“Medicine along with other humanitarian aid is to be delivered to civilians in the Gaza Strip, in the most affected and vulnerable areas, in exchange for delivering medication needed for Israeli captives in Gaza,” the Qatari Ministry of Foreign Affairs said Tuesday in a statement posted on X.
The medications and aid will leave Doha on Wednesday and head to Egypt before being transported to Gaza, the ministry added. It is unclear when the medicines are expected to reach Gaza.
Relatives of the more than 100 remaining hostages believed to be alive in Gaza have been calling for medications to be passed on to their loved ones.
It has been more than three months since Hamas fighters attacked Israel on October 7, killing 1,200 people and taking more than 240 hostage. The Hostages and Missing Families Forum, an advocacy group for the victims’ families, say that each new day in captivity further endangers their lives and health.
At least a third of the hostages have chronic illnesses and require medications, the forum said in a report released last week, adding that “others suffer from illnesses related to the harsh captivity conditions, which include mental and physical torture.”
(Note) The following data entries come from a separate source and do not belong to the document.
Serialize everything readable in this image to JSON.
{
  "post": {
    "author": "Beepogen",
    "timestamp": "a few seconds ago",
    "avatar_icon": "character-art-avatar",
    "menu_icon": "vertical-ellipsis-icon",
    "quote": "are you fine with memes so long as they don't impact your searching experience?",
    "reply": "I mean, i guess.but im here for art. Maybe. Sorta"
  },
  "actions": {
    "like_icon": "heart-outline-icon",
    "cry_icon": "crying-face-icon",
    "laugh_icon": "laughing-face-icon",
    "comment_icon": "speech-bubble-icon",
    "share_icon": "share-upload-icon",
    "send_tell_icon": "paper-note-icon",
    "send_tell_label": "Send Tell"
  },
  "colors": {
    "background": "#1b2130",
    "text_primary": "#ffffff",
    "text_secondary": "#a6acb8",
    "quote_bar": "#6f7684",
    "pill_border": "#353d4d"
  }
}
Severe shortages of medicines and medical supplies in Gaza have led to operations being performed on children without anesthesia, according to UNICEF and a British surgeon who led an emergency medical team at the Al-Aqsa Hospital in central Gaza.
The Qatari announcement comes days after the Israeli Prime Minister’s Office said the director of Israel’s Mossad spy agency, David Barnea, had reached an agreement with Qatar on the delivery of medicines to hostages held by Hamas in Gaza.
Qatar played a key role in brokering an agreement between Hamas and Israel that led to the brief truce in November and the release of more than 100 hostages, as well as hundreds of Palestinian prisoners held by Israel.
The International Committee of the Red Cross (ICRC), which helped facilitate the release of the hostages in November, has been unable to visit the remaining captives in Gaza and does not know where they are, it told CNN.
It is unclear if the Red Cross will help pass the medication to the hostages. Over the weekend, an official familiar with the discussions told CNN that the Red Cross would not have a role in the deliveries.
The medicine is destined for more than 40 hostages thought by Israel to need it, according to the official, who also said that Hamas only agreed to the deal if more medicine was sent to hospitals and Palestinians in Gaza.
Throughout the war, Israel has allowed a limited amount of aid and medicines to enter Gaza but far more is needed, humanitarian groups say. The United Nations has complained that Israel has been rejecting missions to deliver supplies to northern Gaza.
An estimated 1.9 million people, or 85% of Gaza’s population, are now internally displaced, says the UN, while only 15 of the enclave’s hospitals remain operational.